Her eyes set his soul on fire. For the life of him, he could not think
of anything but the gentleness sitting beside him. The wind played with
her hair. He wanted to touch it. Dive into it. Stay there forever.
Slowly sliding them across the rock, she drew up her bare feet and
put her arms around her knees. The delicate strand of gold around her
ankle sparkled in the sun as the unleashed corner of her soft-yellow
sweater floated out and found a place to rest against Soo-kang’s knee.
He could barely breathe. He wanted to love that her sweater was
touching him, but he had no right to even think such a thought, so he
tried his best to pull himself together and find a thought that was more
appropriate. Less dangerous. More safe. But the distance between dangerous and safe was quickly disappearing and it was hard to tell where
one ended and the other began. Somehow, they had merged, and he
wasn’t sure how to separate them. Right next to his pitiful apologies was
his joyful heart—joyful, because it was filled with her.

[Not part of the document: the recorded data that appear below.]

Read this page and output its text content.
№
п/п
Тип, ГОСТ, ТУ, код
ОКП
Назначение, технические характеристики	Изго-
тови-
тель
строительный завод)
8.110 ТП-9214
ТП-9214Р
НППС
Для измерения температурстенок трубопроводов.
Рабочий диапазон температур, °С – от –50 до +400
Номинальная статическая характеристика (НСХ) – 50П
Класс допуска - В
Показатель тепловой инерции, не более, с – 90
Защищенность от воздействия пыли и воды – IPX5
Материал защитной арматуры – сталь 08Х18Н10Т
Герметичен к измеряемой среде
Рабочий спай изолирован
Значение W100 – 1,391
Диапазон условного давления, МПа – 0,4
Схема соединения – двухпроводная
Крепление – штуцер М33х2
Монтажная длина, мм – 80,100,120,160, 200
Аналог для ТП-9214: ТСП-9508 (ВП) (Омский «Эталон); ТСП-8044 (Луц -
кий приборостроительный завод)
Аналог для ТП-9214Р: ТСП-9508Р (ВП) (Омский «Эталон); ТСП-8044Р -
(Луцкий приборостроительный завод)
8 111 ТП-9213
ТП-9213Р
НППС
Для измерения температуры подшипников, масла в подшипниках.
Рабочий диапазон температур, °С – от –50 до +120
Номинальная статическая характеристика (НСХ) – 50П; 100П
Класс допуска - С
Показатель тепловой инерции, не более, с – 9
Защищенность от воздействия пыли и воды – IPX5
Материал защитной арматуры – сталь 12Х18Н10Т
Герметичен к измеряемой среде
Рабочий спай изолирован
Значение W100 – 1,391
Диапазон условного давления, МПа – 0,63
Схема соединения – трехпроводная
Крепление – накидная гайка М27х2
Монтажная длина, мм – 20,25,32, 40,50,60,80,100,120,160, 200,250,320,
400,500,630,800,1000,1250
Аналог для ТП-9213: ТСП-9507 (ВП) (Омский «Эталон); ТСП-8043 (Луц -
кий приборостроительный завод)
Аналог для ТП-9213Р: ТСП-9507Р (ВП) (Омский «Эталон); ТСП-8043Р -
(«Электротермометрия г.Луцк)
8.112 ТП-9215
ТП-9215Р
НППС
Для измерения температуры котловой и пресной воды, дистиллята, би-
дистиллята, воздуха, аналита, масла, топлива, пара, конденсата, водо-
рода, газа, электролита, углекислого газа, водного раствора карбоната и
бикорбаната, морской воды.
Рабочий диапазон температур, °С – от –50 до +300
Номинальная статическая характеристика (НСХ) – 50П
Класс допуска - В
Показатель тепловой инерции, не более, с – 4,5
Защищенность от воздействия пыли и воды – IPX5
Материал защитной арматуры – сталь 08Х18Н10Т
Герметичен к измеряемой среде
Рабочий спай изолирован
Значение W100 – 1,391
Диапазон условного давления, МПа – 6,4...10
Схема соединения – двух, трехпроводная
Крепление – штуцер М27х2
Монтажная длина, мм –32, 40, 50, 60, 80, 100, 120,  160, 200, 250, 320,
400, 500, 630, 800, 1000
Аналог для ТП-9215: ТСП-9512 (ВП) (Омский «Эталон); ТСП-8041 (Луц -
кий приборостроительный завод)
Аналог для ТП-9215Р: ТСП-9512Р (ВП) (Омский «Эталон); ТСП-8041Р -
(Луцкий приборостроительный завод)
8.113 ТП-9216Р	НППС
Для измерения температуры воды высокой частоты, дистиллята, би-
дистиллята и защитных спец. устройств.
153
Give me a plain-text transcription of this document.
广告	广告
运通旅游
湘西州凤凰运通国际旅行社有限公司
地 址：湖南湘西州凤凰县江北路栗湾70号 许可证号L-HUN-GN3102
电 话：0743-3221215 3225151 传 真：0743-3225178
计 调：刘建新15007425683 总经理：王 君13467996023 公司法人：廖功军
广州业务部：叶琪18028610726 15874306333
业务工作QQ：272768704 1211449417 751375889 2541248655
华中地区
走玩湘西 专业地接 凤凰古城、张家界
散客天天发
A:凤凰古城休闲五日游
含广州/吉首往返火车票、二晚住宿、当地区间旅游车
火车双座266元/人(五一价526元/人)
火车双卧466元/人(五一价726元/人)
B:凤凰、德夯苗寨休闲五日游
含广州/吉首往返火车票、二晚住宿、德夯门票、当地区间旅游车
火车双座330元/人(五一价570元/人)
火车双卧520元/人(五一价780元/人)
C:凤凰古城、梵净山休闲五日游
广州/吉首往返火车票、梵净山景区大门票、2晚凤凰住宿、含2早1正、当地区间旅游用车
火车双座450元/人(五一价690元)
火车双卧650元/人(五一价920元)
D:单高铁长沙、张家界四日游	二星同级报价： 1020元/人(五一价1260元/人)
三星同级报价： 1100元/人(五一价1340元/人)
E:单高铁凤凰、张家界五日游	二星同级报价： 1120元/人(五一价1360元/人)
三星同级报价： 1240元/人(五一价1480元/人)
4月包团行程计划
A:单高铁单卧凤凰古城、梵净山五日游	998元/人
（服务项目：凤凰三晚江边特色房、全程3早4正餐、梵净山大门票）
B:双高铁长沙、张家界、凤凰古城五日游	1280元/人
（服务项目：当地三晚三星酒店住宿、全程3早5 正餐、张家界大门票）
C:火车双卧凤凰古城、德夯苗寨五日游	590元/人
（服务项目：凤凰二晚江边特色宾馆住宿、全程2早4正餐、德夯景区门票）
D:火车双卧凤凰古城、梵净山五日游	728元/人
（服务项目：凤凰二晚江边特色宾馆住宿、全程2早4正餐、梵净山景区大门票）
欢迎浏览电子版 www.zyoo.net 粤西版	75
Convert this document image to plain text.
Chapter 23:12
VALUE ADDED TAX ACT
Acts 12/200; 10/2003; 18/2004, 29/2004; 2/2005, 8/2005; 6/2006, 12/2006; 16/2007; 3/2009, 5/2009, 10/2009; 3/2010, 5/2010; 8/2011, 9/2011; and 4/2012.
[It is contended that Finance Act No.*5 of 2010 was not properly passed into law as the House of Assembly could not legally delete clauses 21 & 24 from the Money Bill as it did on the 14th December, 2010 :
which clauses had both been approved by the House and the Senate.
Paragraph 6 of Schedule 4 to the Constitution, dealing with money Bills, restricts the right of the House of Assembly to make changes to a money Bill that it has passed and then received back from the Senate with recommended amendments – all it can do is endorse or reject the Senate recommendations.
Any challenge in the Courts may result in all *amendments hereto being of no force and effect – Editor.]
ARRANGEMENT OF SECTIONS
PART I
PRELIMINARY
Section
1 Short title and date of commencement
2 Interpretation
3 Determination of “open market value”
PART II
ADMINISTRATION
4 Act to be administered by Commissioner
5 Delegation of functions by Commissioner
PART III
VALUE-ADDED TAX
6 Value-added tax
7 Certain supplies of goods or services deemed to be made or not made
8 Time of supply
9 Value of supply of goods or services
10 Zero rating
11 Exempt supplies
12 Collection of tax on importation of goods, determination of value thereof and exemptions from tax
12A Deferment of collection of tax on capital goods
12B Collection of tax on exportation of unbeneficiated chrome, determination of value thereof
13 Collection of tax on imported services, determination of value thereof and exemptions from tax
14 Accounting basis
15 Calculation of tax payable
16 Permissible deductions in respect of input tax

How could anyone have a life like that, he wondered, and be thankful
for it? She has no idea where she began, and yet she meets a stranger
who feels like home? And then I come along and delete her, and she
calls me a remarkable human being? I apologize, she holds it in her hand
for less than a second, then gives it back to me—saying there’s nothing
to forgive . . . And what do I do? I keep apologizing—I keep trying to
convince her that my apology is something valuable she should hang
onto so I can feel better about myself. And she sees that as a gift? And
how in God’s name does anyone survive without feeling like they’re
part of a family? Family is everything. It’s how you know who you are.
And yet, even without one, she seems to know exactly who she is.